Accounts of torture by the United Arab Emirates (UAE) will be on full display at the United Nations Committee Against Torture’s review of the country, which starts today. Numerous victims shared their stories with journalists in Geneva on Monday ahead of their testimonies to the committee.
Matthew Hedges and Ali Ahmed, two Britons who had been detained in the UAE, testified before the Geneva-based committee on Wednesday, in a rare example of victims presenting their stories in person.
“Usually NGOs are briefing committees. A lot of people in fear of reprisals will not talk about their cases,” Julia Zomignani Barboza of MENA Rights Group, told journalists on Monday.

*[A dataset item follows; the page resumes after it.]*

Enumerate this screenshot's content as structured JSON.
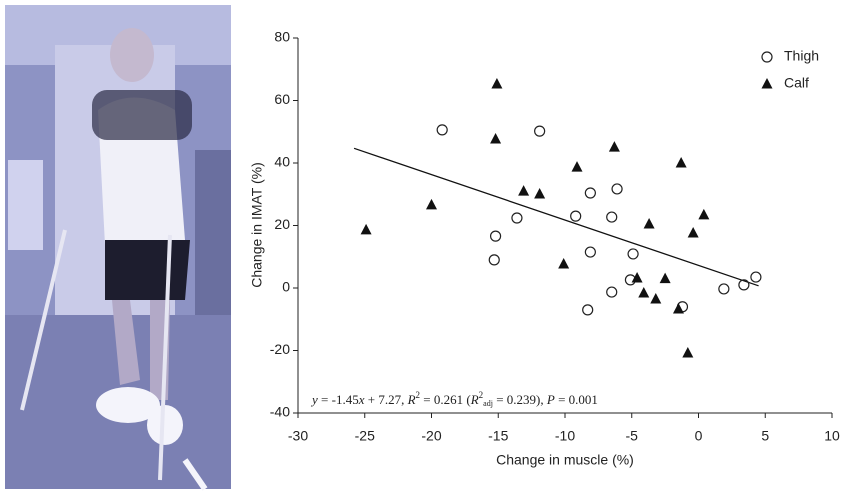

The UAE is one of 173 members to the UN Convention Against Torture and Other Cruel, Inhuman or Degrading Treatment or Punishment, and has therefore agreed to regular reviews by the committee. However, there are still many accounts of torture taking place within its borders.
Hedges, a PhD student, had reportedly been in the UAE to research his thesis when he was arrested at the Dubai airport for allegedly spying for the British government. At the press conference, Hedges detailed his experience of being held in solitary confinement for seven months by the UAE.
While in detention, Hedges said he also faced other abuse, such as being forced to take “upper” and “downer” drugs to stay awake and only having access to a lawyer for five minutes the day before his defence hearing.
“We’re lucky to be here and to be able to speak out as survivors,” he said.
Ahmed, another British citizen, also shared his testimony. He travelled to Abu Dhabi for a football match before being arrested by UAE police on the pretence that he was wearing a pro-Qatar football t-shirt. Ahmed said in detention he was beaten, electrocuted, stabbed and interrogated days and nights, denied food or water, and was not able to contact anyone.
Ahmed also said he was not able to receive privacy with a lawyer, and upon finally being released a month later, he was sent off in the night without his passport, bank cards or other personal items.
A third victim, Naji Hamdan, spoke to journalists about the brutal torture he endured 12 years ago. He said in detention he was beaten on the soles of his feet so badly that he could not walk for two weeks, and would often pass out due to the beatings.
A new report from MENA Rights Group, a Geneva legal advocacy NGO specialising in the Middle East and North Africa region, and the Emirates Detainees Advocacy Center explores widescale abuses in the UAE and takes a harsh look at its current legal system. The report has been submitted to the UN Committee Against Torture.
The current UAE system allows for torture to occur unchecked, from the moment people are arrested to beyond the limits of their sentences. According to the report, the UAE’s state security apparatus (SSA) is known to arrest people “without a warrant” and by “taking them to an undisclosed place, where they are detained incommunicado for long periods of time, sometimes lasting several months.”
Barboza illustrated the ways in which the legal framework is broken; people who are arrested do not have access to a lawyer until trial, and even then, there is no guarantee of a lawyer if someone cannot afford one. People are often detained on unfounded claims of terrorism.
Many of the detention centres’ locations are secret. Within these detention centres, torture is used to yield confessions or false confessions. The report found that the SSA is often responsible for accounts of torture. They will use torture as a means to get people to confess.
Beyond the mistreatment within detention centres, UAE courts are not independent, and like the SSA, are influenced by the president of the UAE, Barboza explained. The so-called “counselling clause” also gives the government control to keep prisoners in detention even after their sentence has been fulfilled, sometimes months or years after.
MENA and the victims of torture are hoping the UN Committee’s review can be an opportunity to create global awareness around the UAE’s continued abuse. The current climate within the country has fostered an environment that makes victims of torture fearful to speak about their experiences. Even so, in its report, MENA has been able to document numerous cases which they say “point to a widespread pattern of gross human rights violations in the UAE.”
After what Hedges, Ahmed and Hamdan have been through, they still consider themselves fortunate to have survived. They all have citizenship in other countries, and Hedges and Ahmed’s cases garnered some media attention, which may have been the reason they were released. But not all victims share the same fate.
“Think about the lives destroyed by the UAE,” Hamdan said.
The UN Committee Against Torture’s session continues until 29 July and will also examine the records of Nicaragua, Palestine and Botswana.